FB Roundup: Lego, Ferrero, and Footasylum
Lego heir steps down for fourth-gen son to step up
Kjeld Kirk Kristiansen, former chief executive of Danish toymaker Lego Group and grandson of founder Ole Kirk Kristiansen, is stepping down from the board to make way for the next generation.
Kristiansen (pictured), 71, announced he would quit Lego’s board next month in line with the company’s succession plan, leaving his son, Thomas, as deputy chairman. Thomas is the fourth generation to lead the company.
“For several years we have been preparing carefully for how we wish to continue to maintain active family ownership across generations,” Kristiansen said.
“Now, the time has come for the next step.”
Kristiansen will remain as chairman of the family’s investment company Kirkbi.
Thomas has been groomed to take over the company for the past 15 years. He first joined the board as an observer, then as a director in 2007. He then took over as deputy chair and head of Lego Foundation charity in 2016.
Ferrero to buy Kellogg’s brands in $1.3 billion deal
Family owned confectionary giant Ferrero has agreed to acquire cereal maker Kellogg’s fruit and snack brands for $1.3 billion.
Under the deal, Ferrero will acquire a portfolio that includes Keebler, Famous Amos, Mother’s and Murray cookies, as well as Little Brownie Bakers. Other brands include fruit flavoured snacks Stretch Island and Fruit Snack, and Keebler’s ice cream cones and pie crust products.
In a joint statement the companies said the businesses Ferrero will acquire generated sales of about $900 million in 2018, and the all-cash transaction is expected to close by the end of July. As part of the deal, Ferrero will acquire six US manufacturing facilities, plus a leased facility in Baltimore.
The acquisition is the latest in a string of deals for chief executive and third generation family member Giovanni Ferrero (pictured). In the past two years he has built up the company's US foothold, buying Ferrara Candy for $1 billion, and Nestle's US sweets business for $2.8 billion.
JD Sports to acquire Footasylum in £90 million deal
UK sports retailer JD Sports has announced it will acquire family owned Footasylum in a deal worth up to £90 million.
The sportswear chain agreed to pay £82.5p per share for the footwear retailer, and the deal is expected to be completed in April or May, according to the companies. Footasylum management has agreed to the offer, but the deal still requires shareholder approval.
JD Sports said the two businesses would complement each other and would give Footasylum access to a slightly older audience.

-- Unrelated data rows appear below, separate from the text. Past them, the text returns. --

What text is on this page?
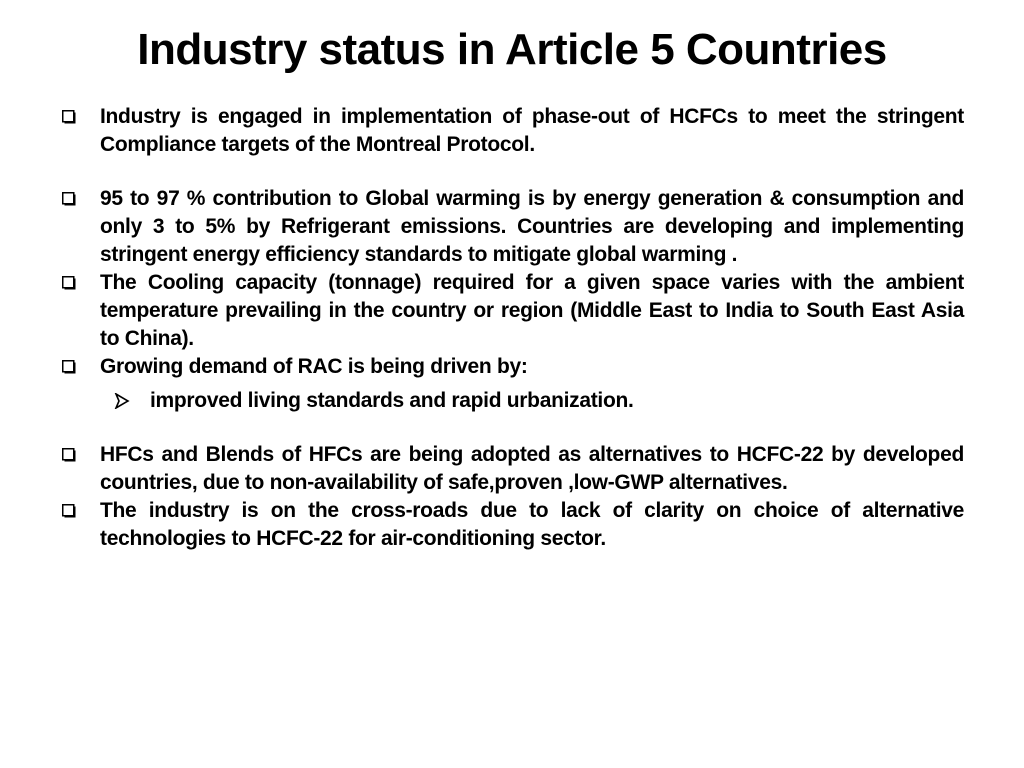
Industry status in Article 5 Countries
Industry is engaged in implementation of phase-out of HCFCs to meet the stringent Compliance targets of the Montreal Protocol.
95 to 97 % contribution to Global warming is by energy generation & consumption and only 3 to 5% by Refrigerant emissions. Countries are developing and implementing stringent energy efficiency standards to mitigate global warming .
The Cooling capacity (tonnage) required for a given space varies with the ambient temperature prevailing in the country or region (Middle East to India to South East Asia to China).
Growing demand of RAC is being driven by:
improved living standards and rapid urbanization.
HFCs and Blends of HFCs are being adopted as alternatives to HCFC-22 by developed countries, due to non-availability of safe,proven ,low-GWP alternatives.
The industry is on the cross-roads due to lack of clarity on choice of alternative technologies to HCFC-22 for air-conditioning sector.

Footasylum has previously aimed its sportswear and trainers at 16 to 24-year-olds.
Footasylum was founded in 2005 by David Makin, one of the two co-founders of JD Sports, and is run by Makin’s daughter Clare Nesbitt (pictured). Under the deal, Nesbitt, and her siblings Thomas Makin and Amy Mason are expected to receive £50 million from the sale of their shares to JD Sports.
Family owned Pentland Group, headed by Stephen Rubin, owns a majority stake in JD Sports.